上川陽子法務大臣は,本日(12月19日)関光彦氏,松井喜代司氏(いずれも東京拘置所)に対し,死刑を執行した。今回の執行は,今年8月の上川法務大臣再任後初であるが,上川大臣としては2015年6月25日の神田司氏(名古屋拘置所)に対する死刑執行に続き二度目である。第二次安倍政権以降に死刑が執行された人の数は21人となった。

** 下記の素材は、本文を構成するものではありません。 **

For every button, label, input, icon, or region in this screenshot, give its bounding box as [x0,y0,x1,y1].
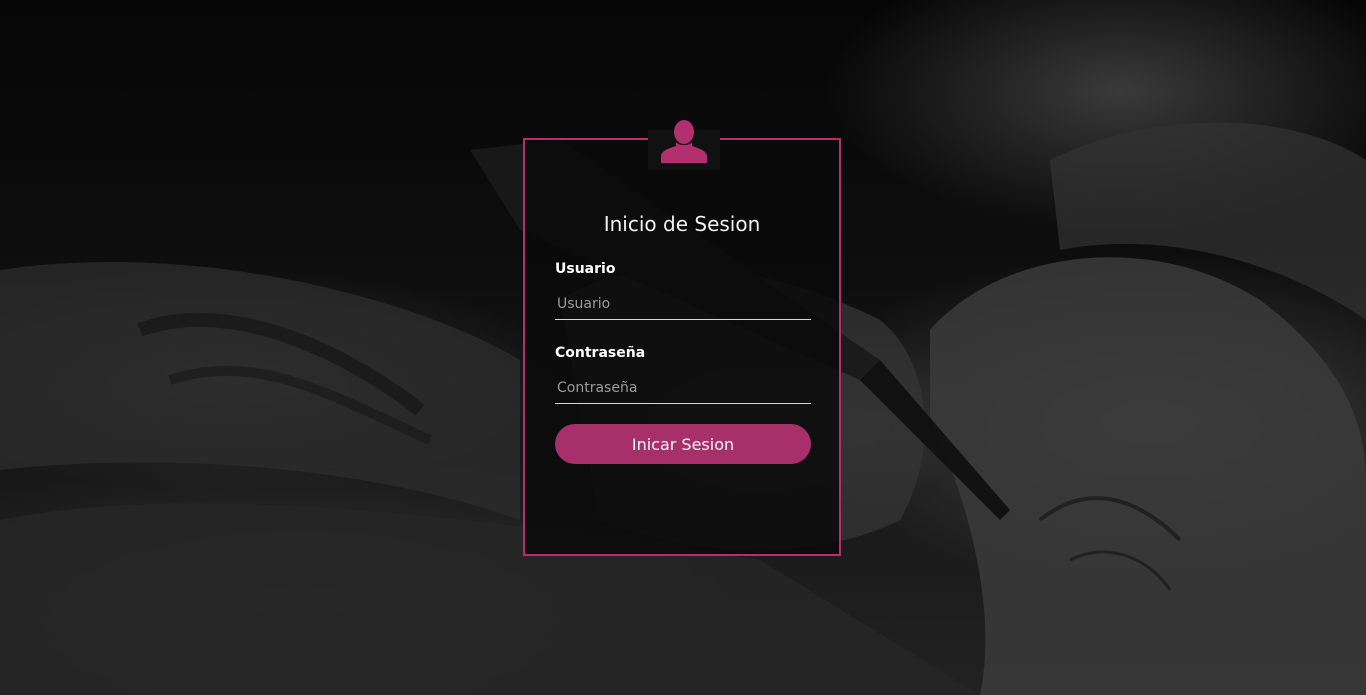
login-title: Inicio de Sesion [603,212,761,236]
password-label: Contraseña [555,345,646,361]
user-silhouette-icon [660,118,708,164]
username-input[interactable] [555,288,811,320]
username-label: Usuario [555,261,616,277]
password-input[interactable] [555,372,811,404]
login-button[interactable]: Inicar Sesion [555,424,811,464]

関,松井両氏とも,現在,弁護人を選任したうえで再審請求中であった。これまでの慣例を無視し,再審請求中に死刑執行を行ったことは,きわめて問題である。死刑判決確定後に再審請求で無罪判決が確定した免田事件,財田川事件,松山事件,島田事件はいずれも,複数回の再審請求を行った結果,裁判所の厳正な判断により無罪判決が下されたものである。また,袴田事件では第二次再審請求で再審開始が決定し,袴田巌さんが2014年に釈放されている。これらの例を見ても,原判決に誤りがある可能性はいかなる場合でも否定できず,被告人自身が犯行を否認または判決の誤りを主張している事件については,より慎重な審理が行われるべきである。

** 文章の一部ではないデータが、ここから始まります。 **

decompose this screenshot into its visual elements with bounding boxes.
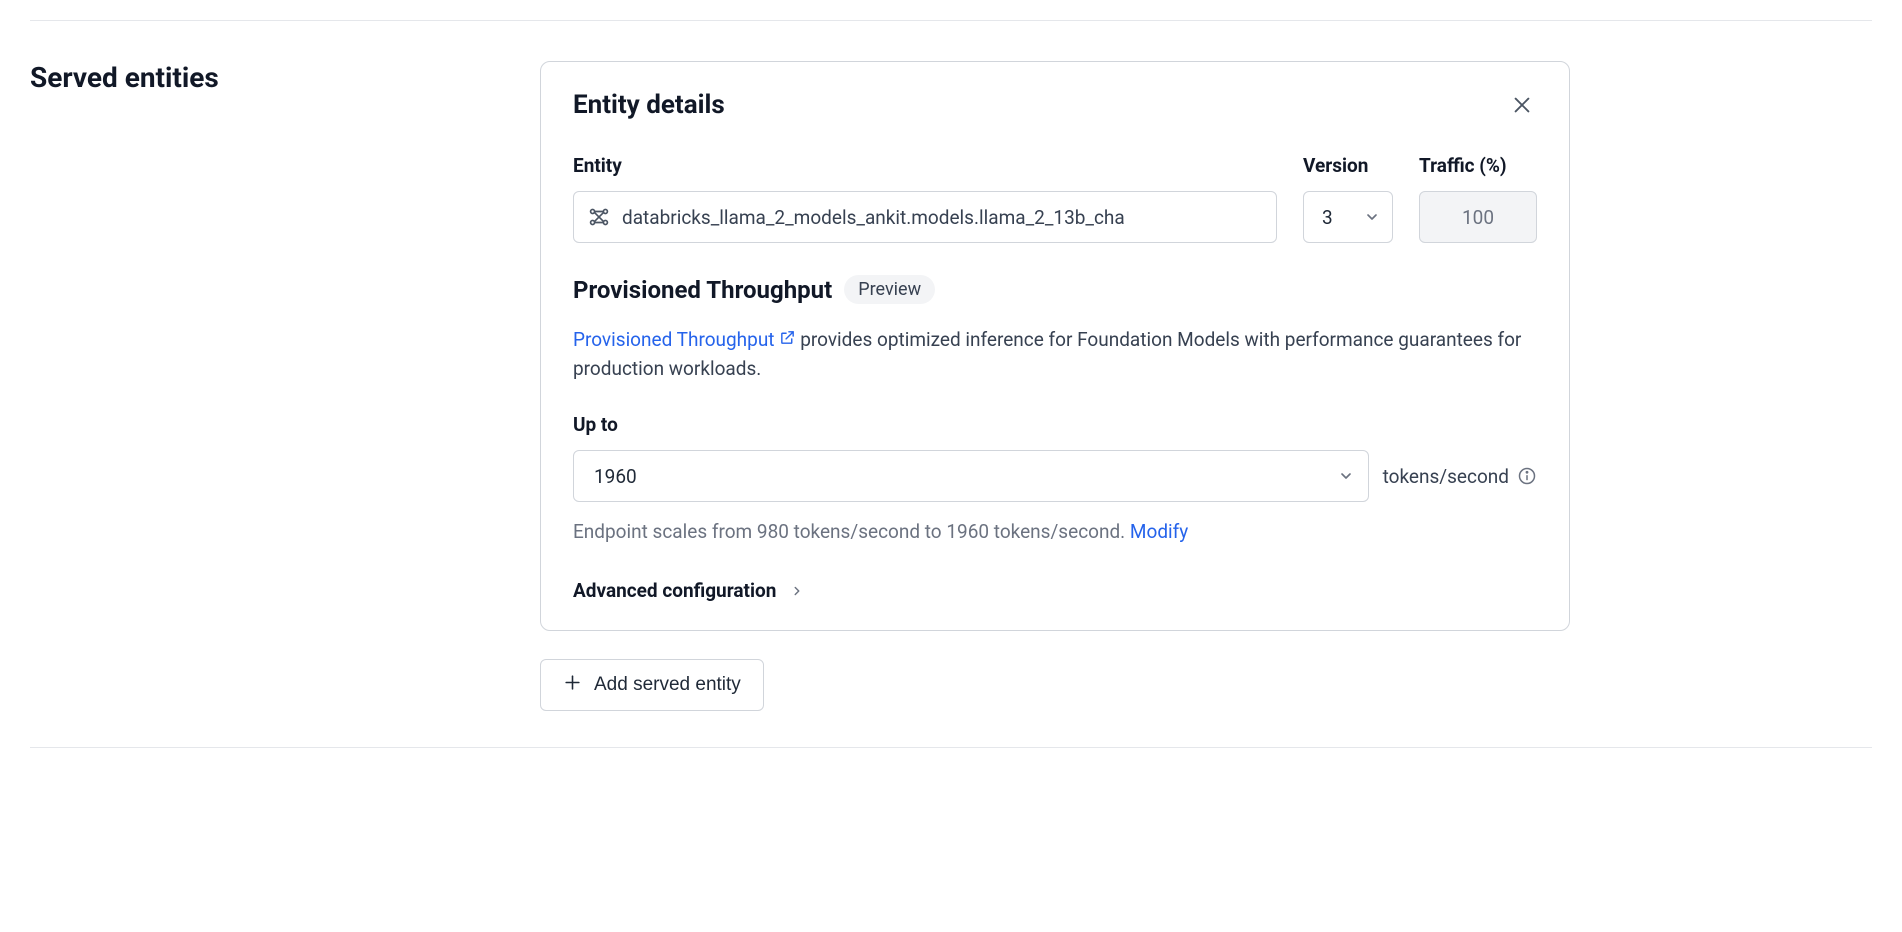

さらに関氏は,犯行時19歳であった。20歳未満を少年とする我が国の法制度においては,犯罪時18歳未満の少年に対して死刑を科さないという現行の少年法(第51条1項)にとどまらず,1994年に我が国で発効した子どもの権利条約第6条が少年の生命に対する固有の権利及び成長発達権を保障していること、及び同条約で引用されている少年司法運営に関する国連最低基準規則(いわゆる北京ルールズ)の趣旨が最大限に考慮されなければならない。すなわち北京ルールズ第2条2(a)では、少年を年齢で区別することなく、「少年とは、各国の法律制度の下において、犯罪について成人とは違った仕方で取り扱われている児童又は若者をいう」とした上で、同規則第17条2では「死刑は少年が行ったいかなる犯罪についても科してはならない」と規定している。したがって,科刑のみならず死刑執行の判断にあたっても,「少年」に対しては,成人の場合よりもさらに慎重な判断が求められるというべきである。

日本政府は,死刑制度をめぐる上記を含めた数々の問題点を直視し,制度の廃止をも視野にいれ,直ちに死刑制度自体の見直しを行うべきである。

監獄人権センターは,今回の死刑執行に強く抗議するとともに,死刑執行の停止,そして死刑制度廃止の政策的実現に向け,今後も取り組んでいく決意である。